At first, all DeeChee could comprehend was an unsegmented stream of sounds. But DeeChee had been programmed to break up that stream into individual syllables and to store them in its memory. Once there, the words were ranked according to how often they came up in conversation; words like “red” and “green” were up high.

DeeChee also was designed to recognize words of encouragement, like “good” and “well done,” from its human conversation partner. That feedback helped transform the robot’s babble into coherent words, sometimes in as little as two minutes.

If repetition of sounds helps infants learn a language, then it’s not surprising that our first words are often mainstays like “mama” and “dada.” But why don’t we start using common and simple words like “and” or “the” at the same time?

The answer, said study leader Caroline Lyon, a computer scientist at the University of Hertfordshire, is that the words that form the connective tissue of our language — words like “at,” “with” and “of” — are spoken in hundreds of different ways, making them difficult for new speakers to recognize. On the other hand, more concrete words such as “house” or “blue” tend to be spoken in the same way nearly every time.

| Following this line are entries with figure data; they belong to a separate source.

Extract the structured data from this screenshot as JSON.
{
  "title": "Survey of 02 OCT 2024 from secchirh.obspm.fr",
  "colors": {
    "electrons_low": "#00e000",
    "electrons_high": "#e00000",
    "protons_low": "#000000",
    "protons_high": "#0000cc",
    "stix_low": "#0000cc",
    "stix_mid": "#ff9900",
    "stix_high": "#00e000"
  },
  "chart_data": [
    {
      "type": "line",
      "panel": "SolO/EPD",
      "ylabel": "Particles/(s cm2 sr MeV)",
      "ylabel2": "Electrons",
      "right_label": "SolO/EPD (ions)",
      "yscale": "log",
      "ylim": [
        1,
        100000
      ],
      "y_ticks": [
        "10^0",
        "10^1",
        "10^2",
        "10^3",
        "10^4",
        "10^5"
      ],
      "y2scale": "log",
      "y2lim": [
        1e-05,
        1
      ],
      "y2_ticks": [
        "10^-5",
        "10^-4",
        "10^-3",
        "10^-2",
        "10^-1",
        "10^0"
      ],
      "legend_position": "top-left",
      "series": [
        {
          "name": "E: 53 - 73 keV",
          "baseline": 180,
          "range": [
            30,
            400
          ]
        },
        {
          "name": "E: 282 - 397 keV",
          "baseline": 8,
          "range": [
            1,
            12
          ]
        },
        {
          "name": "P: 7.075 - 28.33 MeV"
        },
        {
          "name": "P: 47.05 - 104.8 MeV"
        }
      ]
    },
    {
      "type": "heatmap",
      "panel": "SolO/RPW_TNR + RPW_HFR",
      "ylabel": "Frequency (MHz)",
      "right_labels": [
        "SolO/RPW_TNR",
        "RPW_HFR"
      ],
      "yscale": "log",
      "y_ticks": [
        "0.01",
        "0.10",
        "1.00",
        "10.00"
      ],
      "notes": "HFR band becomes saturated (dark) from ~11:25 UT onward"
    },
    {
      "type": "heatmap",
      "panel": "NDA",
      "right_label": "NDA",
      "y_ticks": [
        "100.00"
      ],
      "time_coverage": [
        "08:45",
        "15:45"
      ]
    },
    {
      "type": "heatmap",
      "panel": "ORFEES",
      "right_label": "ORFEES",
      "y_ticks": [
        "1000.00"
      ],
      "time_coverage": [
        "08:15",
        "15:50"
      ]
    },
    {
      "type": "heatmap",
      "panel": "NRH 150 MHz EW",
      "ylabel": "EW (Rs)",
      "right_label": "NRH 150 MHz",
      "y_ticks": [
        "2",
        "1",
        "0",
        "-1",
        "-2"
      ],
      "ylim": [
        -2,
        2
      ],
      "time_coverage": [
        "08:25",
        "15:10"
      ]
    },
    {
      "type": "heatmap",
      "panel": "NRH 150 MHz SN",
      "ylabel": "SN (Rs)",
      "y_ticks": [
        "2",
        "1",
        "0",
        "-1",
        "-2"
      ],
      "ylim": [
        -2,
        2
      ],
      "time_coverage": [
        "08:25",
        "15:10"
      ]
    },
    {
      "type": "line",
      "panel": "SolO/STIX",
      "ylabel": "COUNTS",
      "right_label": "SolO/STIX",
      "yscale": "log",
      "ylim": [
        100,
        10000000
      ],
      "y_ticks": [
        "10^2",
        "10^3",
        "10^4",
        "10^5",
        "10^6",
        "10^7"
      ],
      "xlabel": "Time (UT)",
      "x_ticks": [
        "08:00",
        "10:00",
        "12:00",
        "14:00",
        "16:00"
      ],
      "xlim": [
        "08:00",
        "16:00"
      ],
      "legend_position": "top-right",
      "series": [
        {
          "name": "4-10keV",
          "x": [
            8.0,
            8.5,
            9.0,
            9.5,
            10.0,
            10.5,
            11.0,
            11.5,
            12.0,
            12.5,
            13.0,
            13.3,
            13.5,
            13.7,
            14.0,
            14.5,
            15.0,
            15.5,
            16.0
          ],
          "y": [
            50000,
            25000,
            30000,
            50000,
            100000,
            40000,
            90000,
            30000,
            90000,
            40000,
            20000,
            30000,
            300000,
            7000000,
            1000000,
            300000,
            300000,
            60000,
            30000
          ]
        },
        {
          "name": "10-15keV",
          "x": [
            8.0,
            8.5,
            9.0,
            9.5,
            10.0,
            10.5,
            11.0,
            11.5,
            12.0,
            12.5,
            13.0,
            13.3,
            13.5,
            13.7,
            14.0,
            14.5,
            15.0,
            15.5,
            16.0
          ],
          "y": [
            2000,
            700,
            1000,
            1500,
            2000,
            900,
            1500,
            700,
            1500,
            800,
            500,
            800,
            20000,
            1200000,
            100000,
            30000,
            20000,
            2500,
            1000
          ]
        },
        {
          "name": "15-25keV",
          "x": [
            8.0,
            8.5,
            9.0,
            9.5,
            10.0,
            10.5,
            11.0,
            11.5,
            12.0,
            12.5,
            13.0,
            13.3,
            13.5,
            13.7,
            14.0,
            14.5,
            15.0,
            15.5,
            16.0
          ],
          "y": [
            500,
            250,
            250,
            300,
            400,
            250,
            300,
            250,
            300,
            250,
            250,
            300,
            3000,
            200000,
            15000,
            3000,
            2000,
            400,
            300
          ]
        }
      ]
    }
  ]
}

Because the study relied on the human volunteers speaking naturally, Lyon said it was crucial that the robot resemble a person. DeeChee was programmed to smile when it was ready to pay attention to its teacher and to stop smiling and blink when it needed a break. (Though DeeChee was designed to have a gender-neutral appearance, humans tended to address it as a boy, according to the study.)

“When we asked people to talk to the robot as a small child, it seemed to come quite naturally to them,” she said. “When they talk to a bit of disembodied software, you don’t get the same response.”

Michael Goldstein, a psychologist at Cornell University who has also used robots to study infant learning but wasn’t involved in this study, said the work was highly innovative — and that if the researchers’ theory about language acquisition is correct, they can use robots to prove it.

“If we really think we understand how infants learn,” he said, “then we should be able to build a robot that can do it.”